The draft applies to eleven categories of RBI-regulated entities, spanning commercial and foreign banks, all four NBFC layers, payments banks, local area banks, regional rural banks, urban and rural cooperative banks, all-India financial institutions (EXIM Bank, NABARD, NaBFID, NHB, SIDBI), asset reconstruction companies and credit information companies. Foreign banks operating in India are covered as commercial banks under the Banking Regulation Act, 1949.
What is the deadline for feedback on the RBI’s draft AI rules?
The RBI is accepting public comments until July 24, 2026, through its Connect 2 Regulate portal on the RBI website, or by post and email to the Chief General Manager, Operational Risk Group, Department of Regulation, RBI, Mumbai.
What counts as a “model” under the RBI’s new framework?

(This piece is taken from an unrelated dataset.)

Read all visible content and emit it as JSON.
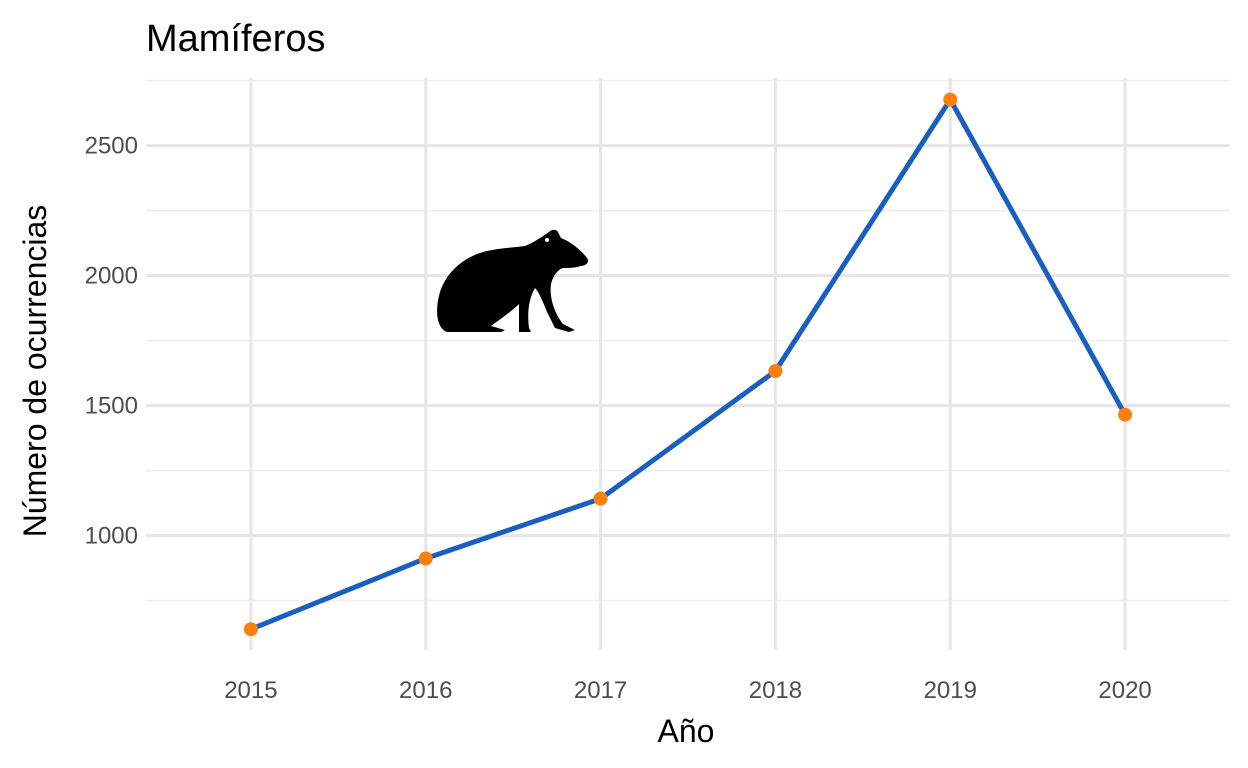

The draft defines a model as any system, internally developed, third-party sourced or a mix, that takes inputs, applies statistical or AI-driven processing, and produces outputs used in business or decision-making. The RBI’s own illustration calls out a spreadsheet-based loan pricing calculator that drives lending rates, meaning regulated entities may be running more systems that qualify as models than they have formally labelled. The definition is intentionally broad: any tool that materially shapes lending rates, pricing or other business decisions counts, even if the entity does not internally call it a model.
Will the RBI rules affect third-party AI vendors?
Yes. Regulated entities remain fully accountable for the outcomes of any model they use, including third-party AI supplied by a vendor. The draft requires independent validation regardless of any certification the vendor provides, contractual rights to technical documentation and audit access, and active management of supply chain risk from concentration in a small number of AI providers. Vendors that lose the bank’s contract still cannot escape the bank’s obligation to maintain documentation and validation evidence for at least ten years.
Disclaimer: This article is for informational purposes only and does not constitute financial, legal or investment advice. The framework discussed is a draft under public consultation as of publication on June 25, 2026. Specific rules and figures may change before finalisation. Consult a qualified professional for decisions tied to regulatory compliance or AI adoption in financial services.